As rotas comerciais cresceram e possibilitaram viagens de longa distância ao reino de Sabá ao sul da Arábia, ao Egito, e ao reino de Cuxe na África. Ao longo do tempo, esse comércio estabeleceria as então chamadas Rotas do Incenso, que floresceram entre os séculos 7º e 6º AEC e o século 2º EC. As Rotas do Incenso facilitavam trocas interculturais, já que os mercadores carregavam inovações em várias áreas do conhecimento junto com suas mercadorias.

Em 2300 AEC, o sabão era produzido utilizando sebo e cinzas e era amplamente usado, já que a higiene pessoal era valorizada de acordo com o patamar de uma pessoa dentro de sua comunidade e também para honrar aos deuses. A atenção de um indivíduo a si mesmo na questão da higiene era enfatizada já que se acreditava que o seres humanos foram criados como ajudantes dos deuses, e, assim, deveriam manter-se apresentáveis para realizar suas tarefas.

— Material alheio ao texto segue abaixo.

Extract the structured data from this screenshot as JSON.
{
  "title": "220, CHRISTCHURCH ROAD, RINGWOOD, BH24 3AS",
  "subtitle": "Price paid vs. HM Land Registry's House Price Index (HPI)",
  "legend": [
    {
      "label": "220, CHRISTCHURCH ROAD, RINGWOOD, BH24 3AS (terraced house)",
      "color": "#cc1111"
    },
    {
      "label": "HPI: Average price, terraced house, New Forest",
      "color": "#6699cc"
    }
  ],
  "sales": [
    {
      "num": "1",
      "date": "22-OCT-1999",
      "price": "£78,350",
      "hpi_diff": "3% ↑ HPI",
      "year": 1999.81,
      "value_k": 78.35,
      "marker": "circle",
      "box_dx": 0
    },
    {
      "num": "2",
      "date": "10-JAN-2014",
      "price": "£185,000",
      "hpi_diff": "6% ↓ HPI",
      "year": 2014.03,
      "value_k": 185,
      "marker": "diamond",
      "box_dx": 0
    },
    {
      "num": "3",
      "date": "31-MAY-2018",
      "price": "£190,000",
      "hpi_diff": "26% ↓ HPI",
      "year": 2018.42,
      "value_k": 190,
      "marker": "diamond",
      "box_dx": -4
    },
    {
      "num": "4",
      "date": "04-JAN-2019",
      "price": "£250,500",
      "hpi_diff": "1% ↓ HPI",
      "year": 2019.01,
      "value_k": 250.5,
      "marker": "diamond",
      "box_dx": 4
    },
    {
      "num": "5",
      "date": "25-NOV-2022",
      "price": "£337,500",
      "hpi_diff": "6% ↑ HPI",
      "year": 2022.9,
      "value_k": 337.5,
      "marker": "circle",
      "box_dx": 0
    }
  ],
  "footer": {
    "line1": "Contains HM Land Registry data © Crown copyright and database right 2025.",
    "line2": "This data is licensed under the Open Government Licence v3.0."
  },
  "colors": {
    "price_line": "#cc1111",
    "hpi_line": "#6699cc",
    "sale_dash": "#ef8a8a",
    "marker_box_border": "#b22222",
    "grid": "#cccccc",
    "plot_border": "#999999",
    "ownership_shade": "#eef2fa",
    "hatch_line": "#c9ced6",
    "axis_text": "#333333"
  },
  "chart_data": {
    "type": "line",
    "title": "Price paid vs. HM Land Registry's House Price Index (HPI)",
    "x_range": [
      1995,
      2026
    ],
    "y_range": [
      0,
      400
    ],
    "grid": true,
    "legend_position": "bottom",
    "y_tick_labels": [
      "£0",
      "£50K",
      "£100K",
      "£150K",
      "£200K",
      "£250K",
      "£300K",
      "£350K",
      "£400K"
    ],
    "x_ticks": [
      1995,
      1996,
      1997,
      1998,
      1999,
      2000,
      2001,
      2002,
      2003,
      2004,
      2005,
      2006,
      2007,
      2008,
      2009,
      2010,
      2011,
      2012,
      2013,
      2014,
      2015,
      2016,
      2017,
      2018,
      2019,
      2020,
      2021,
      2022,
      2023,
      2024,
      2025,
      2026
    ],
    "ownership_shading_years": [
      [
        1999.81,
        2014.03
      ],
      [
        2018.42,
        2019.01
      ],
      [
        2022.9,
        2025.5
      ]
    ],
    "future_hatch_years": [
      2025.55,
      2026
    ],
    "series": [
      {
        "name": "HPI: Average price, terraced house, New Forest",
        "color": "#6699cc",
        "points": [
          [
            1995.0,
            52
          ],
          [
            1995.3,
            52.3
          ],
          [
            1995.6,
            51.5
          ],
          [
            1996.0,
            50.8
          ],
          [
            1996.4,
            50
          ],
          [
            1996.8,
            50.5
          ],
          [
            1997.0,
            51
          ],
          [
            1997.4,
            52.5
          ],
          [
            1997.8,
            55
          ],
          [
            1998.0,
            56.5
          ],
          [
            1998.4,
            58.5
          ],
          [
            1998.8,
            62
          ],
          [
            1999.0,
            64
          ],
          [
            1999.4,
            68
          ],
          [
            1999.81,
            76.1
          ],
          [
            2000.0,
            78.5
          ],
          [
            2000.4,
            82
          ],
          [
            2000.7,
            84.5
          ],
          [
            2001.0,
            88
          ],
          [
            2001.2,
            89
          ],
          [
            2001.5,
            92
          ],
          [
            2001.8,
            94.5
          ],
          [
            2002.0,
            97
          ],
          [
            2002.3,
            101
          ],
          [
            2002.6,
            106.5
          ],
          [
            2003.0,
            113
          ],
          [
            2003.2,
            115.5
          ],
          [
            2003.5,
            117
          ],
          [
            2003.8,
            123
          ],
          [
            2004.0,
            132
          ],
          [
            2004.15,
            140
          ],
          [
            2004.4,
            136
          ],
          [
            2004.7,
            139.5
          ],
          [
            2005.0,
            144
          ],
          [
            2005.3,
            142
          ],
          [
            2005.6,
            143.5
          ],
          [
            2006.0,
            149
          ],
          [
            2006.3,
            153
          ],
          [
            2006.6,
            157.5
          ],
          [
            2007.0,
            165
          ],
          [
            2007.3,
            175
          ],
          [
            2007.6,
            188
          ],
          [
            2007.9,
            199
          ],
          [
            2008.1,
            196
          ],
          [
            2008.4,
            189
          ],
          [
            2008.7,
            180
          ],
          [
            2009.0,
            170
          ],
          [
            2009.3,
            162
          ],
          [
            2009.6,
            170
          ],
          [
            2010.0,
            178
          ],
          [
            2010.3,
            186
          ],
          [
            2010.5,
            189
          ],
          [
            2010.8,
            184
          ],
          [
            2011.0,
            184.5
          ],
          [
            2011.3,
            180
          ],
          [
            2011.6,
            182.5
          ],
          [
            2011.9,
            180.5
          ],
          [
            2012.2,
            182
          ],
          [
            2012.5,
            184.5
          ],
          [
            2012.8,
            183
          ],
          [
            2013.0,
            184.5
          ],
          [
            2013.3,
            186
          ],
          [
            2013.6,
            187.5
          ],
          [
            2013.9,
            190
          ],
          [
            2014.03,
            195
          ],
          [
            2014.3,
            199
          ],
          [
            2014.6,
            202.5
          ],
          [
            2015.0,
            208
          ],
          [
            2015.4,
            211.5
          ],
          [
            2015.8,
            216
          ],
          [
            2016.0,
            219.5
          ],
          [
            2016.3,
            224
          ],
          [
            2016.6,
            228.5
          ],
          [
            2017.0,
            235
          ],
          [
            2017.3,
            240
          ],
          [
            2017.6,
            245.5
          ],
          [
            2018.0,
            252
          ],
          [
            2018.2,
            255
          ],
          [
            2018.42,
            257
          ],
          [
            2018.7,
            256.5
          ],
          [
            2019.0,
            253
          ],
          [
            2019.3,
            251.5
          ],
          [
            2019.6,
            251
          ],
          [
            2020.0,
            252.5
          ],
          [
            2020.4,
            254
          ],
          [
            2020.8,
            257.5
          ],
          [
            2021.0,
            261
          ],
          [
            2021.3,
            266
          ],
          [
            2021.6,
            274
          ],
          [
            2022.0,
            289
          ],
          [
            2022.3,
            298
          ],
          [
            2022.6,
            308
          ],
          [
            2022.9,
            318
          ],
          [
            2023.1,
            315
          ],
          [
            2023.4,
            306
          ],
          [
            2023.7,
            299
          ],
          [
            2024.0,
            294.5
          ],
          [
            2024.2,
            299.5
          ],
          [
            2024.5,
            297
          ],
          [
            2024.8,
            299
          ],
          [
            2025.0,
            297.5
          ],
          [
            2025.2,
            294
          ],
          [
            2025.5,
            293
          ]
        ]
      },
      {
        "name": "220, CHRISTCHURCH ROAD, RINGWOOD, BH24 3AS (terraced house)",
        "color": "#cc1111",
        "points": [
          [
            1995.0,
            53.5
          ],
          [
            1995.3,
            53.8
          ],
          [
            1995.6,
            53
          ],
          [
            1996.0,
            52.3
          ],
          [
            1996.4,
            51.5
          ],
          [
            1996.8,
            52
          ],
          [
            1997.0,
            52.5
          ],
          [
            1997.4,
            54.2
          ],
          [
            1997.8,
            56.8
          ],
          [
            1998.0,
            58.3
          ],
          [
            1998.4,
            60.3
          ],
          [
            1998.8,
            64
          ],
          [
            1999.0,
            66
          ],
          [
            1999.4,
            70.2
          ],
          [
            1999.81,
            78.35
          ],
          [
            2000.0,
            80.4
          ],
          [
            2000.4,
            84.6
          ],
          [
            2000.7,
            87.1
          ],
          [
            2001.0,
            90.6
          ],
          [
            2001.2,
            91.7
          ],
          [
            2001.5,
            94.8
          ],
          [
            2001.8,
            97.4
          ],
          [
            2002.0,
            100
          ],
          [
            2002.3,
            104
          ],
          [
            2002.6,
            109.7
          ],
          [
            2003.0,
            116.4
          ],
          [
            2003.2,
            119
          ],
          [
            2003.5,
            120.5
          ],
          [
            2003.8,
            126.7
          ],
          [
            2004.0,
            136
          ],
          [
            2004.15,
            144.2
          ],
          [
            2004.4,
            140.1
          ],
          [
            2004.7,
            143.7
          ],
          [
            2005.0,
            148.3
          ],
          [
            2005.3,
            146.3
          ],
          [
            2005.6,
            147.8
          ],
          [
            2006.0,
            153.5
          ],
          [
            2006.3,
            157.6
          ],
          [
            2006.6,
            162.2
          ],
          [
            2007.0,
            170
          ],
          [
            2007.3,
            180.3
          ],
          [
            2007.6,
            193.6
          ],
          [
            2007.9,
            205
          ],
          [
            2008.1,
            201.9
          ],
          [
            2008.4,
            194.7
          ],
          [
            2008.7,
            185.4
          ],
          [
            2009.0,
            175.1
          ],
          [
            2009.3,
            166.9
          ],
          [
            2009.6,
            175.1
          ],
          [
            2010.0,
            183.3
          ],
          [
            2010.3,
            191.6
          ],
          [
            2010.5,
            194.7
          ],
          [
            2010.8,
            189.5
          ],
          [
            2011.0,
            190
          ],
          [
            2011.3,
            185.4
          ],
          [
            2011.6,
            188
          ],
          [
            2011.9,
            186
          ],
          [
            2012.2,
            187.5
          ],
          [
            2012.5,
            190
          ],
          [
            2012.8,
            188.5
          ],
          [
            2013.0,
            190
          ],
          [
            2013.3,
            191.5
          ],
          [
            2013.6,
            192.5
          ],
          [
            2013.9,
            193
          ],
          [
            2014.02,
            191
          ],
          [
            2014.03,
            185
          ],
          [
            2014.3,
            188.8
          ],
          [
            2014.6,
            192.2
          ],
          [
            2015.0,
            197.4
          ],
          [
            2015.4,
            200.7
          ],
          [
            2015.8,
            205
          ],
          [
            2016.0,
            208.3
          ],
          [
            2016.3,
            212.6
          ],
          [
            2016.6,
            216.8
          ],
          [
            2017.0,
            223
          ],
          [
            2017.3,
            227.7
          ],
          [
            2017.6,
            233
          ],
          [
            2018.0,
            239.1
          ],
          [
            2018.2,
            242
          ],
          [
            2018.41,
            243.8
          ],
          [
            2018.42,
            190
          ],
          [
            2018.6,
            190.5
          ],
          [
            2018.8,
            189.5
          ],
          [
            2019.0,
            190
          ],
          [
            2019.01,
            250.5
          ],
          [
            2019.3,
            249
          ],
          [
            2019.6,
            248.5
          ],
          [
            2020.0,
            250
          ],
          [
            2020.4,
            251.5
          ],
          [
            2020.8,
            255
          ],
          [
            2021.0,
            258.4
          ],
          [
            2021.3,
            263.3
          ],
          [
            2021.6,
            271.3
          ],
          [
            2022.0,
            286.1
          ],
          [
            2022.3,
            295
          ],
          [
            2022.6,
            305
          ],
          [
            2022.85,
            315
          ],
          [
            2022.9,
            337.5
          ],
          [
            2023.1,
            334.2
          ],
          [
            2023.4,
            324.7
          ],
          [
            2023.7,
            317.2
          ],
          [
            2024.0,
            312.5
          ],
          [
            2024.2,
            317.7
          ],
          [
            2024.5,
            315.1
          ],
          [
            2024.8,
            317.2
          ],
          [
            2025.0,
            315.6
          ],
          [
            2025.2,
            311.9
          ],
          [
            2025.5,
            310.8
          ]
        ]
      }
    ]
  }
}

Assim como no Egito, rituais de banho e cuidados pessoais eram especialmente importantes para o clero. Exigia-se dos que serviam aos deuses um padrão maior, mas, até para o trabalhador mais comum, a limpeza e o asseio eram valores importantes. Isso é comprovado por artefatos da região, já que foram encontrados espelhos, frascos de produtos cosméticos, pentes, escovas de cabelo e escovas de dentes assim como descrições artísticas de banhos e inscrições destacando sua importância.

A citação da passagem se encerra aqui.